The presidents could have risen to the occasion by taking a firm and unequivocable moral position against calls for genocide . . . against any group.  Full stop.  Then – but only then – they could have pivoted by explaining their campus policies and procedures within the context of the First Amendment.  But, for whatever reason, the presidents ignored the moral dimensions of the question about genocide and instead provided bloodless, technocratic, seemingly overly-rehearsed responses revolving around one idea: that it depended upon context.  

Technically the three presidents were accurate.  Context counts.  In just about everything.  There is a contextual difference between people using guns to defend their families and homes from marauders and using those same guns to shoot up a mosque, synagogue, or church.   

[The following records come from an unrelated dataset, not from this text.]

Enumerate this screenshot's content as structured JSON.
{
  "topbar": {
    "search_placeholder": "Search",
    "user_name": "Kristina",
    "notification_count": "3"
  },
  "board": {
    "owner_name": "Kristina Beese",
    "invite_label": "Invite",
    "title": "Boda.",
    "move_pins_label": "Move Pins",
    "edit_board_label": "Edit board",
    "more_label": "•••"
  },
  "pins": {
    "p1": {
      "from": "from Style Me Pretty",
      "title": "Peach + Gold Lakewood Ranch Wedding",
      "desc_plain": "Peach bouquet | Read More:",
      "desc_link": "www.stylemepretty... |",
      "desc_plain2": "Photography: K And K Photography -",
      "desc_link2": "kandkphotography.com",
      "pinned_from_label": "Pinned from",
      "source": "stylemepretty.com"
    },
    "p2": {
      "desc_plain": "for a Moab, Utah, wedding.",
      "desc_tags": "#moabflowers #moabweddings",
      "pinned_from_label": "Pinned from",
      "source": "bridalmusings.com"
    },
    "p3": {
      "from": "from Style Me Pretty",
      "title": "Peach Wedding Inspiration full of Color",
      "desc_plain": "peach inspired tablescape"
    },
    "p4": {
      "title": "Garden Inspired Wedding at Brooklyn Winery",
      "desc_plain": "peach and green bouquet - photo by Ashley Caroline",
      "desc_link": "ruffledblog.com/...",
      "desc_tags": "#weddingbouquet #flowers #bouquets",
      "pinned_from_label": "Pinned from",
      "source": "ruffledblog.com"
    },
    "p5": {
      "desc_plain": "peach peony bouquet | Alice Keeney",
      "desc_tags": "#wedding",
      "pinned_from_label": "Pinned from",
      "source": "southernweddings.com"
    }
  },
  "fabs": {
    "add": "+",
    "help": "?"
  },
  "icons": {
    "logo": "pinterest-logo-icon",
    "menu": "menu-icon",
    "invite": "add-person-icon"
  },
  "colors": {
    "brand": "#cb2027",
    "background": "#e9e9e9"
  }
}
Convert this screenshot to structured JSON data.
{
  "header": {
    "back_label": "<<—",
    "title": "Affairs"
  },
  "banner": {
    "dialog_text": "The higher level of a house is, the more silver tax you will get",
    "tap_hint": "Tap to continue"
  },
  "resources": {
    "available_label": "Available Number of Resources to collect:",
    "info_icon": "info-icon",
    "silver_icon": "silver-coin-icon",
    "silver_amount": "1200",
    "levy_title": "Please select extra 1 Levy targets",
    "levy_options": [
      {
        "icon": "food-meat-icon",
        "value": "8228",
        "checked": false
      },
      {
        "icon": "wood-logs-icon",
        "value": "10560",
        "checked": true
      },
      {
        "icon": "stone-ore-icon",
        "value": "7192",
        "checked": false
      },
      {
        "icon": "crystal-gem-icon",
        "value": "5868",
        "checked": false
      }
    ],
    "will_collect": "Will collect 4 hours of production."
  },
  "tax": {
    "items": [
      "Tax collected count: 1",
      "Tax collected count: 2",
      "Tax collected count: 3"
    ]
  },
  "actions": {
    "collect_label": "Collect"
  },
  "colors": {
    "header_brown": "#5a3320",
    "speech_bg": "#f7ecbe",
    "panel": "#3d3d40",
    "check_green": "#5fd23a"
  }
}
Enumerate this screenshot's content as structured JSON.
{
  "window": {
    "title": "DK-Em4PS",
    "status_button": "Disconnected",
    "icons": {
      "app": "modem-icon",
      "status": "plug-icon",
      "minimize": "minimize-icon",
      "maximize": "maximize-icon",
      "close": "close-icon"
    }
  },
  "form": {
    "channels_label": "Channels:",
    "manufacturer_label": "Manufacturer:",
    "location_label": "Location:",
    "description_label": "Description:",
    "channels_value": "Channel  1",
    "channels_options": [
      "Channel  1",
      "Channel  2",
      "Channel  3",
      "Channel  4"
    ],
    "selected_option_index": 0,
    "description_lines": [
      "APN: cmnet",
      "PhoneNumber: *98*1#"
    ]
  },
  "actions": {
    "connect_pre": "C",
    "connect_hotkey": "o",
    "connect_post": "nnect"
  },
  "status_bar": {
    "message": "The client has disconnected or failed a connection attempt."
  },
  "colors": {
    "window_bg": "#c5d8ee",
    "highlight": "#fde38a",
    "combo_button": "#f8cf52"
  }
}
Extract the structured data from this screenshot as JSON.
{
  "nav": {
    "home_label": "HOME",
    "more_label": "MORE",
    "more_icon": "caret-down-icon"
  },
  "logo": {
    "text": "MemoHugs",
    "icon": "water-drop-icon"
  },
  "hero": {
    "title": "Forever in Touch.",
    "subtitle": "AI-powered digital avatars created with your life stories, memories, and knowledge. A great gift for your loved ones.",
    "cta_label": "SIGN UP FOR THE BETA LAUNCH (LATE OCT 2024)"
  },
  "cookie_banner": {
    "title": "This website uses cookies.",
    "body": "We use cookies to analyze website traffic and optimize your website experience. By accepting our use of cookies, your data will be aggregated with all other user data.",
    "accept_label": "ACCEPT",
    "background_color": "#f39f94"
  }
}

But to employ the presidents’ own term, that hearing was not the “context” for a completely legalistic, technocratic response.  This wasn’t a free speech conference or a faculty senate meeting.  It was a moment for the public assertion of moral leadership, not simply institutional analysis.  The presidents failed the test of context and have since paid the price for their speech, but differently,

All three received a media thrashing.  All three received calls to resign their positions.  This included a 303-126 pro-resignation vote of the U.S. House of Representatives.   So much for the similarities.  Now for the differences.  

Under pressure for her speech, Penn president Liz McGill, a White woman, first issued an apologetic clarifying statement (for which she received criticism), including a commitment to rethinking the institution’s speech policies.  To no avail.  She was soon forced to resign her presidency.  

Harvard president Claudine Gay, a Black woman, also issued an apologetic clarifying statement.   For a month she survived.  However, she was soon hit with additional challenges: accusations that she had plagiarized parts of her dissertation and publications, as well as an assault by blood-smelling critics that her appointment as president was an expression of  Harvard’s wokeness.  The one-two-three punch took its toll.  In early January, after six months in office, Gay resigned.   Later that month Harvard announced that it was creating task forces to combat Islamophobia and antisemitism.

MIT president Sally Kornbluth, a White Jewish woman, has fared the best.  The MIT board of trustees quickly expressed its support.  Instead of merely focusing on the hearing, trustees emphasized her entire body of leadership, including the fact that she had been active in the Jewish community in her previous administrative position at Duke, while at MIT she had taken action regarding antisemitism prior to October 7.  

The contrasting trajectories provide an object lesson about speech in America.   People can open their mouth and produce words, as they can anywhere on earth.  However, that physical capacity alone does not make speech “free.”  Speech has consequences, even in the United States, as the three presidents can attest.  

Once you pivot away from the technical speech-related expositions of lawyers, jurists, and academics and focus on speech’s real-life consequences, speech no longer retains its misleading veneer of freedom.  At the existential level of ordinary Americans, speech becomes a crap shoot.  Post-October 7 events have made brutally evident.